Abstract
The Diorisis Ancient Greek Corpus is a digital collection of ancient Greek texts (from Homer to the early fifth century ad) compiled for linguistic analyses, and specifically with the purpose of developing a computational model of semantic change in Ancient Greek. The corpus consists of 820 texts sourced from open access digital libraries. The texts have been automatically enriched with morphological information for each word. The automatic assignment of words to the correct dictionary entry (lemmatization) has been disambiguated with the implementation of a part-of-speech tagger (a computer programme that may select the part of speech to which an ambiguous word belongs).
-
Related data set “Diorisis Ancient Greek Corpus” with doi https://www.doi.org/10.6084/m9.figshare.6187256 in repository “figshare”.
1. Introduction
The Diorisis Ancient Greek Corpus was created in the context of the project “Computational models of meaning change in natural language texts” (sf042) funded by The Alan Turing Institute. The project aimed at developing Bayesian learning models of semantic change in Ancient Greek texts and therefore required a large diachronic corpus of Ancient Greek as a basis for the statistical modelling. In this article we describe the main features of the Diorisis Ancient Greek Corpus and how it was designed and created. The corpus, aimed at classics and historical linguistics scholars, is the largest of its kind and can be used as an evidence basis for a wide range of studies on the Ancient Greek language.
2. Context
The computational model we have been developing for the purpose of our project requires that the texts in the corpus be input as text files in which each sentence is stored in one and only one line. Each line should begin with the year in which the text was composed, and this should be separated from the sentence by a tab. Sentences should appear as sequences of lemmas; that is, all the inflected forms should be converted into the corresponding dictionary entry. High-frequency words (such as forms of the verb ‘to be’ or function words such as ‘the’) need to be filtered out, as they do not provide useful information to the model and only generate noise in the data. The preparation of input in this form requires the texts to be annotated with information on the dictionary entry of each word-form (lemmatization). Available collections of lemmatized Ancient Greek (ag) texts are very small in size and number: the Ancient Greek Dependency Treebank created and maintained by the Perseus Project (Bamman and Crane, 2011, http://perseusdl.github.io/treebank_data) only contains thirty-three texts (557,922 word-tokens, including punctuation marks), and the annotated Greek texts included in the proiel treebank (Haug and Jøhndal, 2008, https://proiel.github.io) only include Herodotus’ Histories and the New Testament (225,837 word-tokens). These resources are too limited for the purposes of our project and, furthermore, lack the date and text-type (i.e. literary genre) metadata that our model needs to take into account.

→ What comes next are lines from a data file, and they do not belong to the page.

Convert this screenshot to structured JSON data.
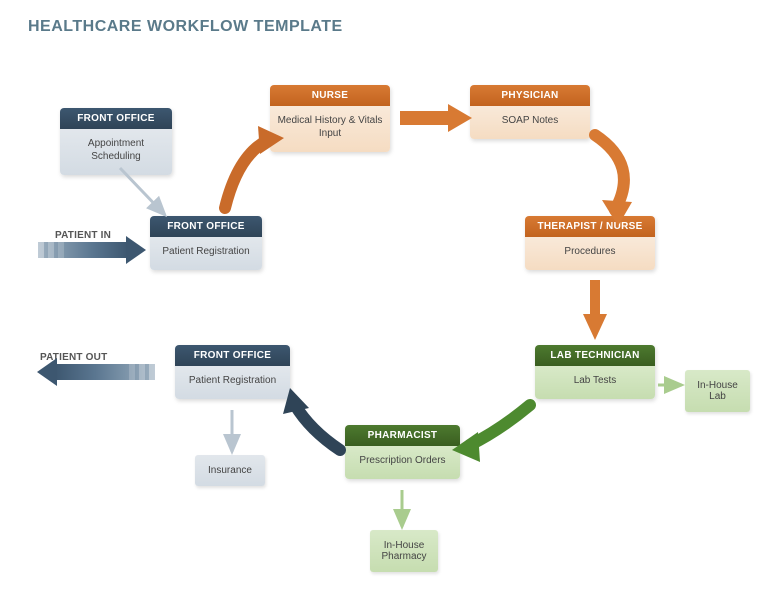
{
  "title": "HEALTHCARE WORKFLOW TEMPLATE",
  "labels": {
    "patient_in": "PATIENT IN",
    "patient_out": "PATIENT OUT"
  },
  "nodes": {
    "appt": {
      "header": "FRONT OFFICE",
      "body": "Appointment Scheduling"
    },
    "reg1": {
      "header": "FRONT OFFICE",
      "body": "Patient Registration"
    },
    "nurse": {
      "header": "NURSE",
      "body": "Medical History & Vitals Input"
    },
    "phys": {
      "header": "PHYSICIAN",
      "body": "SOAP Notes"
    },
    "ther": {
      "header": "THERAPIST / NURSE",
      "body": "Procedures"
    },
    "labtech": {
      "header": "LAB TECHNICIAN",
      "body": "Lab Tests"
    },
    "pharm": {
      "header": "PHARMACIST",
      "body": "Prescription Orders"
    },
    "reg2": {
      "header": "FRONT OFFICE",
      "body": "Patient Registration"
    }
  },
  "simple": {
    "inhouse_lab": "In-House Lab",
    "inhouse_pharm": "In-House Pharmacy",
    "insurance": "Insurance"
  }
}
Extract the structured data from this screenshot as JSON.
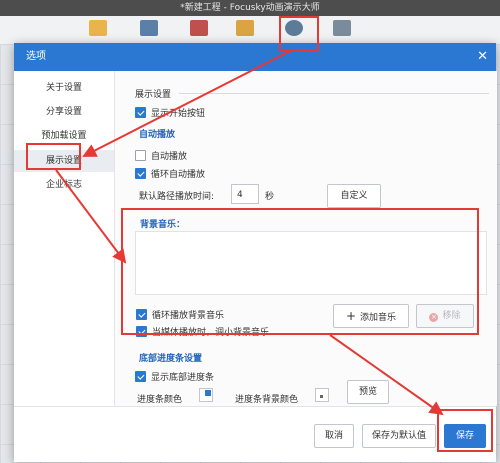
{
  "app": {
    "title": "*新建工程 - Focusky动画演示大师"
  },
  "dialog": {
    "title": "选项",
    "close_symbol": "✕"
  },
  "sidebar": {
    "items": [
      {
        "label": "关于设置"
      },
      {
        "label": "分享设置"
      },
      {
        "label": "预加载设置"
      },
      {
        "label": "展示设置"
      },
      {
        "label": "企业标志"
      }
    ]
  },
  "content": {
    "section_title": "展示设置",
    "show_start_button": "显示开始按钮",
    "autoplay_group": "自动播放",
    "autoplay": "自动播放",
    "loop_autoplay": "循环自动播放",
    "path_time_label": "默认路径播放时间:",
    "path_time_value": "4",
    "path_time_unit": "秒",
    "custom_button": "自定义",
    "bgm_group": "背景音乐：",
    "loop_bgm": "循环播放背景音乐",
    "lower_bgm": "当媒体播放时，调小背景音乐",
    "add_music_button": "添加音乐",
    "remove_button": "移除",
    "progress_group": "底部进度条设置",
    "show_progress_bar": "显示底部进度条",
    "progress_color_label": "进度条颜色",
    "progress_bg_color_label": "进度条背景颜色",
    "preview_button": "预览"
  },
  "checkbox_states": {
    "show_start_button": true,
    "autoplay": false,
    "loop_autoplay": true,
    "loop_bgm": true,
    "lower_bgm": true,
    "show_progress_bar": true
  },
  "footer": {
    "cancel": "取消",
    "save_default": "保存为默认值",
    "save": "保存"
  },
  "colors": {
    "accent": "#2b78d2",
    "annotation": "#e53935",
    "progress_color": "#2b78d2",
    "progress_bg_color": "#9aa1aa"
  }
}
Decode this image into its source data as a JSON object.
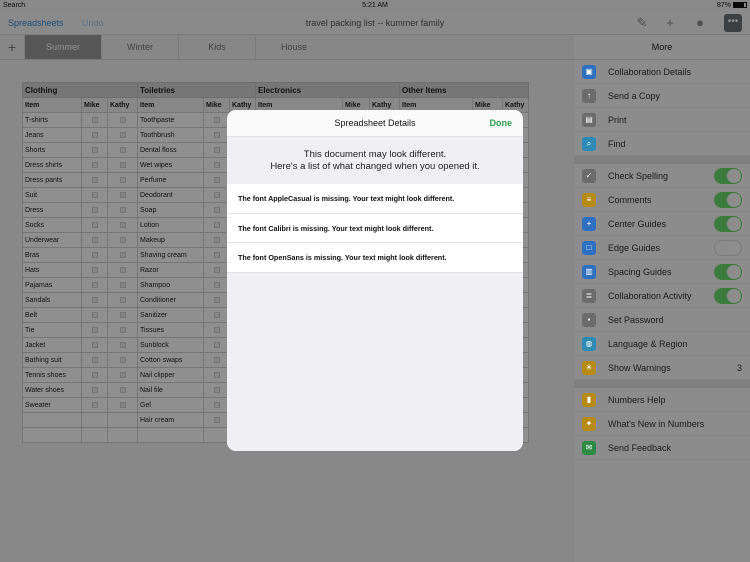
{
  "status": {
    "left": "Search",
    "time": "5:21 AM",
    "battery": "87%"
  },
  "toolbar": {
    "back": "Spreadsheets",
    "undo": "Undo",
    "title": "travel packing list -- kummer family"
  },
  "tabs": [
    "Summer",
    "Winter",
    "Kids",
    "House"
  ],
  "sheet": {
    "groups": [
      "Clothing",
      "Toiletries",
      "Electronics",
      "Other Items"
    ],
    "headers": [
      "Item",
      "Mike",
      "Kathy",
      "Item",
      "Mike",
      "Kathy",
      "Item",
      "Mike",
      "Kathy",
      "Item",
      "Mike",
      "Kathy"
    ],
    "clothing": [
      "T-shirts",
      "Jeans",
      "Shorts",
      "Dress shirts",
      "Dress pants",
      "Suit",
      "Dress",
      "Socks",
      "Underwear",
      "Bras",
      "Hats",
      "Pajamas",
      "Sandals",
      "Belt",
      "Tie",
      "Jacket",
      "Bathing suit",
      "Tennis shoes",
      "Water shoes",
      "Sweater"
    ],
    "toiletries": [
      "Toothpaste",
      "Toothbrush",
      "Dental floss",
      "Wet wipes",
      "Perfume",
      "Deodorant",
      "Soap",
      "Lotion",
      "Makeup",
      "Shaving cream",
      "Razor",
      "Shampoo",
      "Conditioner",
      "Sanitizer",
      "Tissues",
      "Sunblock",
      "Cotton swaps",
      "Nail clipper",
      "Nail file",
      "Gel",
      "Hair cream"
    ]
  },
  "panel": {
    "title": "More",
    "group1": [
      {
        "label": "Collaboration Details",
        "icon": "person-icon",
        "color": "#2f6fc0"
      },
      {
        "label": "Send a Copy",
        "icon": "share-icon",
        "color": "#6b6b6b"
      },
      {
        "label": "Print",
        "icon": "printer-icon",
        "color": "#6b6b6b"
      },
      {
        "label": "Find",
        "icon": "search-icon",
        "color": "#2d8bb6"
      }
    ],
    "group2": [
      {
        "label": "Check Spelling",
        "icon": "spelling-icon",
        "color": "#6b6b6b",
        "toggle": "on"
      },
      {
        "label": "Comments",
        "icon": "comment-icon",
        "color": "#b58a16",
        "toggle": "on"
      },
      {
        "label": "Center Guides",
        "icon": "center-guides-icon",
        "color": "#2f6fc0",
        "toggle": "on"
      },
      {
        "label": "Edge Guides",
        "icon": "edge-guides-icon",
        "color": "#2f6fc0",
        "toggle": "off"
      },
      {
        "label": "Spacing Guides",
        "icon": "spacing-guides-icon",
        "color": "#2f6fc0",
        "toggle": "on"
      },
      {
        "label": "Collaboration Activity",
        "icon": "activity-icon",
        "color": "#6b6b6b",
        "toggle": "on"
      },
      {
        "label": "Set Password",
        "icon": "lock-icon",
        "color": "#6b6b6b"
      },
      {
        "label": "Language & Region",
        "icon": "globe-icon",
        "color": "#2d8bb6"
      },
      {
        "label": "Show Warnings",
        "icon": "warning-icon",
        "color": "#b58a16",
        "value": "3"
      }
    ],
    "group3": [
      {
        "label": "Numbers Help",
        "icon": "book-icon",
        "color": "#b58a16"
      },
      {
        "label": "What's New in Numbers",
        "icon": "sparkle-icon",
        "color": "#b58a16"
      },
      {
        "label": "Send Feedback",
        "icon": "feedback-icon",
        "color": "#2e8a45"
      }
    ]
  },
  "modal": {
    "title": "Spreadsheet Details",
    "done": "Done",
    "intro_line1": "This document may look different.",
    "intro_line2": "Here's a list of what changed when you opened it.",
    "items": [
      "The font AppleCasual is missing. Your text might look different.",
      "The font Calibri is missing. Your text might look different.",
      "The font OpenSans is missing. Your text might look different."
    ]
  }
}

For these reasons, we have complied a large ag corpus from open-access sources, lemmatized it automatically, and manually added metadata. One of the challenges of this task stems from the fact that we sourced the data from resources in different digital formats:
-
Text Encoding Initiative (tei) xml (with or without namespace specification)
-
Non-tei xml
-
html
-
Microsoft Word files
Greek characters were originally encoded either as Beta Code (https://www.tlg.uci.edu/encoding) or as utf-8 Unicode. In certain html pages, utf-8 characters were encoded as html hexadecimal references (see for instance Table 1).
All these discrepancies needed to be brought to uniformity.
3. Methods
3.1. Selection of Texts
We designed the Diorisis corpus in order for it to be representative of a fair number of Ancient Greek genres (see section 4. Data below). We decided not to include anthological collections of texts from different periods, such as the Greek Anthology; however, we did include texts that contain a large number of quotations, such as Athenaeus’ Deipnosophists (second century ad) and the rhetorical works of Dionysius of Halicarnassus (first century bc). Texts were sourced from:
- (1) the Perseus Canonical Greek Literature repository (752 texts, xml format, licensed under a Creative Commons Attribution-ShareAlike 3.0 United States License, https://www.github.com/PerseusDL/canonical-greekLit);
- (2) “The Little Sailing” digital library (8 texts, Microsoft Word, http://www.mikrosapoplous.gr/en/texts1en.html);
- (3) the Bibliotheca Augustana digital library (60 texts, html format, http://www.hs-augsburg.de/~harsch/augustana.html#gr).
3.2. Metadata
All texts have been converted into tei-compliant xml. The tei headers of Perseus source files have been included in the destination files (in the element fileDesc/sourceDesc/biblFull). The following metadata have been added to all texts:
- (1) the approximate or exact (when known) date of composition of each text, sourced from the most up-to-date literature on each ag author or work (stored in the element profileDesc/creation in the tei header);
- (2) the text-type (literary genre and sub-genre) of each text (stored in the elements xenoData/genre and xenoData/subgenre);
- (3) a reference to the url of the source files (in the element fileDesc/sourceDesc/ref);
- (4) the identificators of ag authors and works from the tlg canon (http://stephanus.tlg.uci.edu/canon.php), which are adopted as a standard by the Perseus Project as well (stored in fileDesc/titleStmt/tlgAuthor and fileDesc/titleStmt/tlgId);
- (5) the names and roles of the persons involved in the preparation of the corpus (fileDesc/editionStmt/respStmt element and subelements).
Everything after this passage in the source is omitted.